In theory, this seems feasible, although the context of these particular provisions, the prospect is perhaps remote.  Because Solvency II contains no express legislative provision enabling product intervention, EIOPA's temporary product intervention powers (under article 9) could only be exercised in the event of an emergency situation as envisaged in article 18.  For this power to come into play, adverse developments which could seriously jeopardise the orderly functioning and integrity of financial markets or the stability of the whole or part of the financial system in the Union would need to have been identified (determined by the Council), and the restriction would need to be a justified and appropriate response to those developments.  At first blush, pre-approval requirements would not appear to be the most obvious tool to reach for in an emergency. 

Regulatory arbitrage

In the responses to the FSA's product intervention Discussion Paper, particular concerns were expressed about the possibility of regulatory arbitrage if products designed elsewhere in the EU, without similar rules, could be passported into the UK, but if the UK regulator could not extend its intervention to include those products (so the risk of market detriment would remain).  In MiFIR, this has to some extent been dealt with in the text which refers to banning marketing or distribution in or from the Member State (which would accordingly cover the activities of firms passporting into that Member State), and in the requirement that ESMA should only exercise its temporary product intervention power where no risk of regulatory arbitrage is created.

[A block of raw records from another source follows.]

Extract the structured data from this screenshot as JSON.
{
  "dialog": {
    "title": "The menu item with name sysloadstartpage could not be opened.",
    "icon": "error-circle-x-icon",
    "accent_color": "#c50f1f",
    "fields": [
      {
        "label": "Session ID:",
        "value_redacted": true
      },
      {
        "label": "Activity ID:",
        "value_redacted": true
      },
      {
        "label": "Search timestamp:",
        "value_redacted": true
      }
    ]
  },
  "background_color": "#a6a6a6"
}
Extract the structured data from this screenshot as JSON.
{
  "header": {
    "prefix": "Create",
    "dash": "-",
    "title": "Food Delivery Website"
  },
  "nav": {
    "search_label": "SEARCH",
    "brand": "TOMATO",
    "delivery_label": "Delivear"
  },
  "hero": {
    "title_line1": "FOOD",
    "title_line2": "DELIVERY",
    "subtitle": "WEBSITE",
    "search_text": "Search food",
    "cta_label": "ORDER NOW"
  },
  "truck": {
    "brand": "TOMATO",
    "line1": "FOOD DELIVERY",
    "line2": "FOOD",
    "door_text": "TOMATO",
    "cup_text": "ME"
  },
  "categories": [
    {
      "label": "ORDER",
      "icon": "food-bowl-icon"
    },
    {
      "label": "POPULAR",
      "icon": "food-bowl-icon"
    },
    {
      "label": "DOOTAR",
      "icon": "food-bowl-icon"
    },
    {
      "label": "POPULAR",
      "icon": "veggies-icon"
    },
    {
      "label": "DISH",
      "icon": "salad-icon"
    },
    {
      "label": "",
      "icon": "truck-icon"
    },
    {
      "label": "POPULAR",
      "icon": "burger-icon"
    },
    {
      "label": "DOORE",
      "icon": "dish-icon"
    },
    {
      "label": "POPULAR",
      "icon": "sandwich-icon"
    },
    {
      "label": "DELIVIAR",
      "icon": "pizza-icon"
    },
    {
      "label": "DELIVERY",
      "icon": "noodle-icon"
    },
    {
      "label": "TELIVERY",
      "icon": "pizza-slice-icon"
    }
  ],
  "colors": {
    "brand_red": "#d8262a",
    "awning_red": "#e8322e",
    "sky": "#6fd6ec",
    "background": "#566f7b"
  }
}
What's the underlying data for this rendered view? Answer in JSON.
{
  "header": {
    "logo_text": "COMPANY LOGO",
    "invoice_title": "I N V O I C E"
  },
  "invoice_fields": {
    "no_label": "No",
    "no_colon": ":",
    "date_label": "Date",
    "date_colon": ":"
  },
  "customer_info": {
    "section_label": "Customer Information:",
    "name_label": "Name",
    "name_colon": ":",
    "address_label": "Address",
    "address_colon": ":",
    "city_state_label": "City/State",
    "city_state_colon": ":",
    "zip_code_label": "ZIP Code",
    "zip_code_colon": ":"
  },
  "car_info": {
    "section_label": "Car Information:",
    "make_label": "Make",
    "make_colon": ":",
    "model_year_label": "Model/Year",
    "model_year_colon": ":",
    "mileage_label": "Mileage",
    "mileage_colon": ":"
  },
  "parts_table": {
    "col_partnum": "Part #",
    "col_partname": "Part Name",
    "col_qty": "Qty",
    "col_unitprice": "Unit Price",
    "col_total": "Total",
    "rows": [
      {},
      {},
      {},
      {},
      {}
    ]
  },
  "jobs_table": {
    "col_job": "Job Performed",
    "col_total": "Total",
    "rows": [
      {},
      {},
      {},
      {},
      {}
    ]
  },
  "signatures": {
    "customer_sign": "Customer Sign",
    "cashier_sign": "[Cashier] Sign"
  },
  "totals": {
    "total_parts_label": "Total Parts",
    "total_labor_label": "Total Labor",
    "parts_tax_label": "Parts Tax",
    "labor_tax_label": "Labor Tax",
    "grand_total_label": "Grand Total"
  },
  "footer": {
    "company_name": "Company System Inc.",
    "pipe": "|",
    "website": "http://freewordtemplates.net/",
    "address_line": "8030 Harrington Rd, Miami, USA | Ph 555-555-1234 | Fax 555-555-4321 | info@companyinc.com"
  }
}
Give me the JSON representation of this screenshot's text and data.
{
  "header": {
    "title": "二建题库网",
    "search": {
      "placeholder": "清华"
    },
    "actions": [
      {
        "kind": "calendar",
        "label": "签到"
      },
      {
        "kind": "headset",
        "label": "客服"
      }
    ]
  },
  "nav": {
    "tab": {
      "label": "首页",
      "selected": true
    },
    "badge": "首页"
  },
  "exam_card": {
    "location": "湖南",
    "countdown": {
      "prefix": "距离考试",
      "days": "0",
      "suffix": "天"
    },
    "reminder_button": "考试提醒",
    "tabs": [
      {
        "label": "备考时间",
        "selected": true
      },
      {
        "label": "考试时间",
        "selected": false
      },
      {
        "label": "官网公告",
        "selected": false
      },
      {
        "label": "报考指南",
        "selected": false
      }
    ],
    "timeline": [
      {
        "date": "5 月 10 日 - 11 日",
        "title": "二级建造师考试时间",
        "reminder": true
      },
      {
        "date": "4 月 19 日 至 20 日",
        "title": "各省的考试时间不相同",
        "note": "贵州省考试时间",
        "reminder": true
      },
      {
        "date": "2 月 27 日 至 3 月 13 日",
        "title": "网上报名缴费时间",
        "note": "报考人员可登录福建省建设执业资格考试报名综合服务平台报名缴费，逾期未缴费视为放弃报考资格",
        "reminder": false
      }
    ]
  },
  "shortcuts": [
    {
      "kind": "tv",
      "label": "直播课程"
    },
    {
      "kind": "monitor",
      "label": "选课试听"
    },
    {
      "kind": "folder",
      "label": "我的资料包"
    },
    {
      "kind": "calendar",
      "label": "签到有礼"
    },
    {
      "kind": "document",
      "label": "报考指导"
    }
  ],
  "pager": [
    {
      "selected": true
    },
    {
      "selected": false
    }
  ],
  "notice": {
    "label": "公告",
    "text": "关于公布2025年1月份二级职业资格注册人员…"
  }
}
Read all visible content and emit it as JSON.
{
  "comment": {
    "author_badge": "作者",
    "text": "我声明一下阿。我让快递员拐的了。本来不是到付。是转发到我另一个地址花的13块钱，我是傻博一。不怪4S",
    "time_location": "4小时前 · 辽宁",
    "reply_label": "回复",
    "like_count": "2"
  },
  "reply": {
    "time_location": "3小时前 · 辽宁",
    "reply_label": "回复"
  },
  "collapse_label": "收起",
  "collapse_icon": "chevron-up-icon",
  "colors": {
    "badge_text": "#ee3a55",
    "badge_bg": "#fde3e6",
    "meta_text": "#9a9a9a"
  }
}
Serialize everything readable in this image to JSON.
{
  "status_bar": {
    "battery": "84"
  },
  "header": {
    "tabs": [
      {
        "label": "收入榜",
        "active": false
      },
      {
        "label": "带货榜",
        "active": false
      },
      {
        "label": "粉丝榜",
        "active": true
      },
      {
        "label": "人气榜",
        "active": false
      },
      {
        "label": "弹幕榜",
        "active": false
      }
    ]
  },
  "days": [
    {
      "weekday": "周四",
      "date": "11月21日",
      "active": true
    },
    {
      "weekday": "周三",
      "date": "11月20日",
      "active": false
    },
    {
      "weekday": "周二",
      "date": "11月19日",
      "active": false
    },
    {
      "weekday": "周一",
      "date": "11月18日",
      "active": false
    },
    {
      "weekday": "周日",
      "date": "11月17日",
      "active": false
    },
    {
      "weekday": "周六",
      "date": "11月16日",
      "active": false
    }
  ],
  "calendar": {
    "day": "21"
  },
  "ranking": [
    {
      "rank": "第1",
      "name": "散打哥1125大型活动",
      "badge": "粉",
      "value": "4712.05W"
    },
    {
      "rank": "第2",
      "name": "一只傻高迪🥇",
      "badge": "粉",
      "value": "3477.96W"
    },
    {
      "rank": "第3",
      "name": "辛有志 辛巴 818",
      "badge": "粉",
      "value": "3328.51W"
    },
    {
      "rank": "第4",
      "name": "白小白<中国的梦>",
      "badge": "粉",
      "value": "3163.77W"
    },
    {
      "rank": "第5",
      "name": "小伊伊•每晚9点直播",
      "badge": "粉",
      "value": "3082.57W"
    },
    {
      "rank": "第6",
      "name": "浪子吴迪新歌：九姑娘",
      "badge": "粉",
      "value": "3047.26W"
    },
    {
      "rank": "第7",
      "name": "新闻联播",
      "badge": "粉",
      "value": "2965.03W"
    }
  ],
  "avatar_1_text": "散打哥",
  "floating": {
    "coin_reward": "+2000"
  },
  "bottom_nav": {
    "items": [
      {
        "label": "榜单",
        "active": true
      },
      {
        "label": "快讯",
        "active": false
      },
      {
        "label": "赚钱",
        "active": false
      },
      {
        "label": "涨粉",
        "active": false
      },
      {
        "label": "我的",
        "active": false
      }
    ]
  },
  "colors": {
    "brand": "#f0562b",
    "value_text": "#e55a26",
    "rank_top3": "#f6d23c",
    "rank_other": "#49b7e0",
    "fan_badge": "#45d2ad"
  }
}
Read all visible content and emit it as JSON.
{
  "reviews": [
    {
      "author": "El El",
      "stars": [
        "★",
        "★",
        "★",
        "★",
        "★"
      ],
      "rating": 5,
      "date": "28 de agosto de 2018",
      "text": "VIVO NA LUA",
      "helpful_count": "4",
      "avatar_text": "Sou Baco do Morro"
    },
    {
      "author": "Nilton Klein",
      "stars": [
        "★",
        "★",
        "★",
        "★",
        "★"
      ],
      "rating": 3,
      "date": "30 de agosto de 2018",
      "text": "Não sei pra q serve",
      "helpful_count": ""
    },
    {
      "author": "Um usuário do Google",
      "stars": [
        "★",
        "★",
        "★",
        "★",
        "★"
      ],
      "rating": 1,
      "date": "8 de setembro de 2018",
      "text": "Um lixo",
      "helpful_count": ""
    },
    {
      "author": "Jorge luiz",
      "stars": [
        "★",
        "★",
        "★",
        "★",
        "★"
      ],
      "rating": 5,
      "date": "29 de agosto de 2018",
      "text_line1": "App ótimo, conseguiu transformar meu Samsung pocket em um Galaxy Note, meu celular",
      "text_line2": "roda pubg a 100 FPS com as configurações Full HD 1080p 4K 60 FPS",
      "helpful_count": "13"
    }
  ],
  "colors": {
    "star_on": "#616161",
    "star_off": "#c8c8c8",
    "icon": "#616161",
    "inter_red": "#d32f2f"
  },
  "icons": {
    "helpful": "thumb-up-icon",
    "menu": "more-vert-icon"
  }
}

However, the possibility of regulatory arbitrage arising from the UK's approach to the use of the product intervention power remains in the context of non-MiFIR interventions, and, potentially acutely, if the FCA's intervention were to involve the imposition of increased prudential requirements.  

The ESAs of course have their own temporary intervention powers which can be exercised in limited circumstances, and the power to recommend a more permanent form of intervention to the Commission.  These could be invoked to solve a broader problem.

The ESAs are also empowered to investigate an alleged breach or non-application of EU law at the instigation of another competent authority, and where appropriate, to make a recommendation to which the competent authority must respond by complying or explaining, and in the event of non-compliance, the Commission may then issue an opinion – effectively naming and shaming the authority concerned.  And in those circumstances the ESA could address a decision in respect of individual financial market participants direct (which again would "prevail" over any decision of the local regulator).

Conclusion

Both the current UK regulator and the European Commission recognise the risk that if used in an overly restrictive manner, product intervention could restrict financial innovation and withhold financial opportunities, and specifically investment and hedging opportunities, from market participants, and most critically from the real economy. 

The ESAs will be uniquely placed to deliver a safer environment for market participants and investors in a way that should eliminate the possibility of regulatory arbitrage.  They will be able to cut through the current 'patchwork' of the scope and nature of supervisory powers with regard to how products or practices involving financial instruments may be restricted.  They will, however, be heavily reliant on the national regulators for an understanding of how particular products and domestic markets work and may be impacted by proposed interventions, and it will be the national regulators who must supervise and enforce any restrictions or prohibitions that the ESAs issue.  It is critical that there should be no impediments to the FCA's ability to liaise, coordinate and cooperate with the ESAs on proposed interventions, including those made on financial stability grounds. 

The European product intervention provisions aim to improve legal certainty, effectiveness, and ensure equal treatment of EU market participants and investors.  The detail of the European powers deserve close consideration in order to ensure that the UK's new legislative and policy proposals for product intervention are optimally aligned to achieve these aims, and in particular, to deliver legal certainty for the UK markets.